Morte de atriz em assalto causa transformações no trabalho de amigos

Sete dias depois do assassinato da atriz Cecília Bizzotto durante assalto à sua casa, no Santa Lúcia, colegas da artista contam como a dor da perda mexe com eles e com seu trabalho


postado em 13/10/2012 07:34 / atualizado em 13/10/2012 08:41

Os atores Leonardo Horta, Beatriz França e Rômulo Braga em homenagem à colega Cecília Bizzotto, descrita por eles como uma mulher sonhadora, idealista e ética(foto: Alexandre Guzanshe/EM/D.A.Press)
Os atores Leonardo Horta, Beatriz França e Rômulo Braga em homenagem à colega Cecília Bizzotto, descrita por eles como uma mulher sonhadora, idealista e ética (foto: Alexandre Guzanshe/EM/D.A.Press)

O clima é de estarrecimento. Perplexidade. Após sete dias, os amigos mais próximos e ex-companheiros de cena da atriz Cecília Bizzotto ainda tentam compreender as sensações vividas na última semana. No domingo, dia 7, a artista de 32 anos foi brutalmente assassinada com um tiro no peito durante uma invasão em sua residência, no Bairro Santa Lúcia. Claro que há revolta. Mas, para os colegas, se há alguma certeza diante de tanta atrocidade é de que de uma forma ou de outra a arte deles se contamina de tudo isso.

“Primeiro, a gente vai juntar os cacos e depois ver como vai ser”, diz o ator Leonardo Horta, integrante da Cia Lúdica dos Atores. “Você ir admitindo que uma pessoa não existe mais fisicamente não é assim, ‘opa, acabou’. Não. Vem lentamente. Esse perder de todos os dias é sofrido”, afirma o também ator Rômulo Braga. “Estou parada, impotente, querendo reunir uma energia boa”, completa a atriz Beatriz França. Ainda que não consiga detalhar exatamente o quê, ela já tem em mente uma cena que gostaria de fazer em homenagem a Cecília, sua colega na Cia Lúdica dos Atores.

Com calma, voz baixa, Beatriz descreve a amiga como uma mulher sonhadora, idealista, extremamente ética. Lembra um dos últimos textos sobre o qual as duas trocaram ideias. Era para uma performance que Cecília faria e decidiu refletir sobre o porquê de se fazer teatro. “Tem uma frase muito bonita que ela diz: ‘É preciso dormir e descansar para continuar a sonhar e lutar’. Ciça era muito perfeccionista. Ao mesmo tempo em que era uma mulher alegre, intensa pra caramba, estava chorando, descabelando e no minuto seguinte sorrindo. Tinha uma energia muito forte”, conta.

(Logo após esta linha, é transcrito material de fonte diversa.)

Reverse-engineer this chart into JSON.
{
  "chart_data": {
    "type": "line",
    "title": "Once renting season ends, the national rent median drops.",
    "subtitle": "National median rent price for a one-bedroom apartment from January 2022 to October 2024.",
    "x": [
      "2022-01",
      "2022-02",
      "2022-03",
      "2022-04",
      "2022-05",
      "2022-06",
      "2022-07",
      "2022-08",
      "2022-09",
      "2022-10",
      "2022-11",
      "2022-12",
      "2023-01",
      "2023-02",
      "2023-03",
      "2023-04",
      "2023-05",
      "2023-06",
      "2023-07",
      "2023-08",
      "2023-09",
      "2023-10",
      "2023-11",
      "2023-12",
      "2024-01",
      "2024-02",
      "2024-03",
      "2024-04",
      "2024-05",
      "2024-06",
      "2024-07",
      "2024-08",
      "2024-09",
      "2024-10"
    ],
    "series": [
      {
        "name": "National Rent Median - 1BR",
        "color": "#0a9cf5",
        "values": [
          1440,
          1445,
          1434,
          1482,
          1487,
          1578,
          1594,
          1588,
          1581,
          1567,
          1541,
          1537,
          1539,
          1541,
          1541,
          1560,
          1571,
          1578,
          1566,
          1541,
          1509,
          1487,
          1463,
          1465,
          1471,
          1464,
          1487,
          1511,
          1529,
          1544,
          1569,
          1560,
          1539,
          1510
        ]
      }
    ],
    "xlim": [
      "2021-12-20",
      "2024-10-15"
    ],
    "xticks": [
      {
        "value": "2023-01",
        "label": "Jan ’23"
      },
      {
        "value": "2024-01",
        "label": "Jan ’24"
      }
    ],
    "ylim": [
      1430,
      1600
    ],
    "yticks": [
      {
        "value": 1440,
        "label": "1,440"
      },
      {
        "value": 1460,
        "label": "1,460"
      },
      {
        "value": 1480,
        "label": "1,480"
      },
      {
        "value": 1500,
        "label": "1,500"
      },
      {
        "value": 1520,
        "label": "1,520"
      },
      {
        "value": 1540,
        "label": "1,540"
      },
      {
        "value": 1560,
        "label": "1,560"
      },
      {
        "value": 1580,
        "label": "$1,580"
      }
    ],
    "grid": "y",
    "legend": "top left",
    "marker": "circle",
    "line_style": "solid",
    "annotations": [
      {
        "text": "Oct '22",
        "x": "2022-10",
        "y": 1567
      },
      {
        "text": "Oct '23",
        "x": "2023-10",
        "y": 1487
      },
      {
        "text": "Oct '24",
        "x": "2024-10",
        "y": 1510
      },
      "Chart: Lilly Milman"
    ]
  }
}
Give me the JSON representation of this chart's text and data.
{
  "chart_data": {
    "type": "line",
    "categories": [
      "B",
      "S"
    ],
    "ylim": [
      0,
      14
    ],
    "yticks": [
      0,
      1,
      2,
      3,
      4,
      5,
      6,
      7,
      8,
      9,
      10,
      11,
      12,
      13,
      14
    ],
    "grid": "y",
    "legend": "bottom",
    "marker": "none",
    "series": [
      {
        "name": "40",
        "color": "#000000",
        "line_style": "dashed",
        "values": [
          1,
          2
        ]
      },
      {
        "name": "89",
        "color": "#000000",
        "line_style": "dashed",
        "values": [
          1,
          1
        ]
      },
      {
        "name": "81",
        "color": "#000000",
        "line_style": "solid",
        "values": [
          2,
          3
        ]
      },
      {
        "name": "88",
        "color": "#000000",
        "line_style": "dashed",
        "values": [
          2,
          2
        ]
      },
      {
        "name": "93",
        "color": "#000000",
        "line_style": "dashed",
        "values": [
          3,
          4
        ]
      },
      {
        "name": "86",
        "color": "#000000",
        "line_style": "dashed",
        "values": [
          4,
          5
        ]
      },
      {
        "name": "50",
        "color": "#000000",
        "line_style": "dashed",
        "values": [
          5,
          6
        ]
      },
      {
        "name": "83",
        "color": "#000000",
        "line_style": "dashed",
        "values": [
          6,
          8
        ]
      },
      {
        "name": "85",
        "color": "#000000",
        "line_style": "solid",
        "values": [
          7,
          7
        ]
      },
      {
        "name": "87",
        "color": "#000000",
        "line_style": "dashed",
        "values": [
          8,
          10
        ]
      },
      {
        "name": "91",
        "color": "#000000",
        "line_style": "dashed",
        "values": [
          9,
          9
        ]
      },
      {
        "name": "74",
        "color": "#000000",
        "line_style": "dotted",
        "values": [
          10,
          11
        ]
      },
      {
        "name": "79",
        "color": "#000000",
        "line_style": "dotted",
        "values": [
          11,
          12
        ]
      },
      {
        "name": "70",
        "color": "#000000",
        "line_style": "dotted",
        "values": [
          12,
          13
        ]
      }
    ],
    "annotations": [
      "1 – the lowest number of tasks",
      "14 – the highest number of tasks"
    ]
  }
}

“Cecília era uma mulher muito pra frente, muito atrevida, destemida”, completa Rômulo Braga. O ator conta que durante a universidade o apelido dela era “pentelha teórica”. “Sabe aquela pessoa que tem o dom da palavra. Falava muito bem. Depois que saiu da faculdade, acho que quis ser a pentelha prática também. Muito idealista com as causas da arte, do artista, da cultura, das questões sociais”, continua.

O engajamento com esses temas fez com que Cecília Bizzotto estreitasse, nos últimos anos, os laços com a performance. Estudou o gênero durante temporada que esteve em Londres. “Os performers são, por natureza, contestadores. A Ciça sempre foi essa mulher. Bancava-se, enfrentava o mundo, correu atrás de seus desejos”, diz Rômulo. Quando voltou ao Brasil, pouco a pouco, a artista tentou transformar suas inquietações em ações, inclusive ocupando outros postos na cadeia artística e cultural.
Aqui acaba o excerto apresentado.